Felix Kühling wrote:
On Wed, 29 Oct 2003 11:43:43 +0000
Keith Whitwell <[EMAIL PROTECTED]> wrote:

You don't want to shut the entire dma engine down waiting for vblank as this would kill performance with >1 3d application, or even where 2d apps and a single 3d app are mixed.


Yeah, if one 3D app waits for a vblank all others would have to wait
too. That's bad.

Very bad - consider gears, which can render a frame in 1/1000 sec. If it then locks the hardware to wait for vblank, it will end up locking the hardware almost all the time (because it is almost always waiting for vblank), and no other 3d apps nor the X server will be able to get it.



Some hardware has support for interrupting the main command stream with a higher priority one - the Intel i810 and i830 definitely allow this. In those, you could issue the swapbuffer commands to the high-priority ringbuffer when you receive the vblank interrupt, but allow other applications to continue submitting commands to the low-priority buffer. Of course, you'd need some mechanism to get uptodate cliprect information into the kernel.

You can imagine other mechanisms for supporting this in hardware - a delayed flipbuffer command that only works during vblank period, for example. But in general, I think you've got to have hardware support of some sort to make this work efficiently in the general case.


A delayed flipbuffer command doesn't give the level of control you need
to implement OML_sync_control. A high priority queue alone doesn't solve
the problem either. The application mustn't put rendering commands for
the next frame on the low priority queue until the swap has actually
happened.

That's straightforward to solve - you just put the app to sleep until the interrupt arrives. You have to do this already, right?
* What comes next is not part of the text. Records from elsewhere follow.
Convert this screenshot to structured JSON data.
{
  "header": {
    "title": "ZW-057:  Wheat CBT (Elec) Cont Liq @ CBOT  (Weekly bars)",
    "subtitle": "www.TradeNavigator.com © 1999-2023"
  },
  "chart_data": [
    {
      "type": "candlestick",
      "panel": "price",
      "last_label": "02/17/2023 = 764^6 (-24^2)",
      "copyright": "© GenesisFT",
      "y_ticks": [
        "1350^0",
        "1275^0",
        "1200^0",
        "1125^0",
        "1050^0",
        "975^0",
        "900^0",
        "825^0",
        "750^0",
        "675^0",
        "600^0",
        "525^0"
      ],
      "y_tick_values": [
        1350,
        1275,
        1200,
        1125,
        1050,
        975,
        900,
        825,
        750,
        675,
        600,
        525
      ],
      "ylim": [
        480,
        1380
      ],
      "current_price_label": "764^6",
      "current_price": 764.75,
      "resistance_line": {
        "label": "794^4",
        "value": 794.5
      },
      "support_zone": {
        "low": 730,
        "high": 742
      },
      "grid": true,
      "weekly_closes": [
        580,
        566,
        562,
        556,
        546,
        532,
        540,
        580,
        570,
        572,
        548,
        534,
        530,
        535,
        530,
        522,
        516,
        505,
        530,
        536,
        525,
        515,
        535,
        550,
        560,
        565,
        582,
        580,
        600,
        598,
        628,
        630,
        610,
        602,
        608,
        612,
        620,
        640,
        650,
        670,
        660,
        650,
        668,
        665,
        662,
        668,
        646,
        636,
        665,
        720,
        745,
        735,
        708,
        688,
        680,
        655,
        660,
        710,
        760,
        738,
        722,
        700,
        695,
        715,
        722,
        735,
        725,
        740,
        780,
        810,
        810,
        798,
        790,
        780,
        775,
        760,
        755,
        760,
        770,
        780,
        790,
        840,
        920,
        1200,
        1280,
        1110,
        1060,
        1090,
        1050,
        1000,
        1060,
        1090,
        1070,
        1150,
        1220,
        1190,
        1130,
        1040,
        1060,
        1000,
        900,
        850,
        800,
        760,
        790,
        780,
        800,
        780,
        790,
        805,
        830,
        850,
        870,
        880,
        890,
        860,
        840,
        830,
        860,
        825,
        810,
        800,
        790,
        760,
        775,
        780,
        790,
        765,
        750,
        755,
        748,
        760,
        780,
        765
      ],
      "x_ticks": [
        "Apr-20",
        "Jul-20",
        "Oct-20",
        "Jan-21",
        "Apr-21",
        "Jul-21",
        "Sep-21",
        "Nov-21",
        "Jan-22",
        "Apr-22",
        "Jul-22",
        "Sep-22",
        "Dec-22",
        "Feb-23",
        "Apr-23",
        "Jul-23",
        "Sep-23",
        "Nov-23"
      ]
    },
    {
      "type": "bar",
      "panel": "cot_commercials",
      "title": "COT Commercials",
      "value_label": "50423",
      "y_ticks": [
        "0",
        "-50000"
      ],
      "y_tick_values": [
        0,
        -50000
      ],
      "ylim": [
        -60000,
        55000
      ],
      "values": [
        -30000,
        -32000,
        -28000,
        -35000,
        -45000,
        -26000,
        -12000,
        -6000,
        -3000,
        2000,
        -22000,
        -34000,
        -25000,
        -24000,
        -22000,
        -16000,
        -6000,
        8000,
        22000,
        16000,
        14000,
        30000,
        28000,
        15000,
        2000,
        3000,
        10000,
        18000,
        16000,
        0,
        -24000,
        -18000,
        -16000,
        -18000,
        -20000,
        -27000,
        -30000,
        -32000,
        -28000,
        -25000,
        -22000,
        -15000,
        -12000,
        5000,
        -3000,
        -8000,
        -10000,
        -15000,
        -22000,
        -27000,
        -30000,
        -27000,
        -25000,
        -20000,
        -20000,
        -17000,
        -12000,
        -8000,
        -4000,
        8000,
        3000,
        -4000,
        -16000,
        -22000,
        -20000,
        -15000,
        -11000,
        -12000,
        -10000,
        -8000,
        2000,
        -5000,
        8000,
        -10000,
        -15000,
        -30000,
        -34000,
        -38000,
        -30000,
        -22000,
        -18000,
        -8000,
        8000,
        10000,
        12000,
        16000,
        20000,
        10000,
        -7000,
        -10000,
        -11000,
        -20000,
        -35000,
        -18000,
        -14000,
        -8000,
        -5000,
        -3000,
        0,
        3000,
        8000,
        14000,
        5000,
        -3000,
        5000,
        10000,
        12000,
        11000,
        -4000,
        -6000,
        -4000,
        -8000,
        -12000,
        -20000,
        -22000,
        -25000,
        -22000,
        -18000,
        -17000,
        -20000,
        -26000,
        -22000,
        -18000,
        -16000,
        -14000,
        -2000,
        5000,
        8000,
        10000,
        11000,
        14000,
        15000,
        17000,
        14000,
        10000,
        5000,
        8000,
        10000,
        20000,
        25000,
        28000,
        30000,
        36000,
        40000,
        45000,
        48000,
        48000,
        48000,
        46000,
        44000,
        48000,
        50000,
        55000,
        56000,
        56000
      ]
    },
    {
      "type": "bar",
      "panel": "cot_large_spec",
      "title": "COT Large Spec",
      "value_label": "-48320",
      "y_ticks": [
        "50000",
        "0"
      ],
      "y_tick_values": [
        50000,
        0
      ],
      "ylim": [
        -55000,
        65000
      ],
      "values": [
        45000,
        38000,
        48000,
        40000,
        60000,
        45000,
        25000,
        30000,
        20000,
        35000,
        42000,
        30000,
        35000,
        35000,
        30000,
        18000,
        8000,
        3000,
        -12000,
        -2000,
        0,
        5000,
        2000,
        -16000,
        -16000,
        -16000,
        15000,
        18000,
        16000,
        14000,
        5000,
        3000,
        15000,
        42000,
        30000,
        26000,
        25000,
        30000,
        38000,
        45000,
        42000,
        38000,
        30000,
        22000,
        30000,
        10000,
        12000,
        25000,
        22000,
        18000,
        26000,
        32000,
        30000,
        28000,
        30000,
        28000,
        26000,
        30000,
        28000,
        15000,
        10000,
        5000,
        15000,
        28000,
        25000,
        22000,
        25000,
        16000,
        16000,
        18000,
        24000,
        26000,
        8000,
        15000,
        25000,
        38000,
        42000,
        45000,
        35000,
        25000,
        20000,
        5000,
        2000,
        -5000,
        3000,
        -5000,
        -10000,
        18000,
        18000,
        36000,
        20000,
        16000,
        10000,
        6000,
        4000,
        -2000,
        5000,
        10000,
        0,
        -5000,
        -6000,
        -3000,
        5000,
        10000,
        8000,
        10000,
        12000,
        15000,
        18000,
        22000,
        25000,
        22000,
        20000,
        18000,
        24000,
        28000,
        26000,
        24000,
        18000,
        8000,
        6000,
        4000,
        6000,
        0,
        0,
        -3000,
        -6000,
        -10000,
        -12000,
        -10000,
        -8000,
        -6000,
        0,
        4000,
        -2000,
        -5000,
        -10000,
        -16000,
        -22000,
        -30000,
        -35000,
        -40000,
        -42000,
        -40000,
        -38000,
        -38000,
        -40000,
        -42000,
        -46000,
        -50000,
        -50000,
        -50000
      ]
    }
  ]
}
Some sort of scheduler for the 3D engine in the kernel could
be a solution even without hardware support. However, that would be a
huge project as state management related to context switches that is now
done in user space would have to move the kernel.

The original DRM did dma this way, the gamma still does. It's slow and complex.


You don't need to go all the way though, as there's no need to rearrange multiple dma queues - just submit stuff to the engine in the same order it comes in, with the exception of swapbuffer commands on a software-simulated high-priority command queue. I imagine that while this will be faster & less complex than the original DRM mechanisms, it will still be somewhat painful.

So is the conclusion that the only feasible way to do vsyncing in the
short term is to make the application wait for 3D idle and then for the
vblank?

Not at all - there's the experiment of simulating a high-priority command queue as above, plus the option of real high-priority queues on Intel hardware.


Further, I disagree that waiting for 3D idle and then vblank is feasible, as it will lock out other users from the hardware for the majority of the time.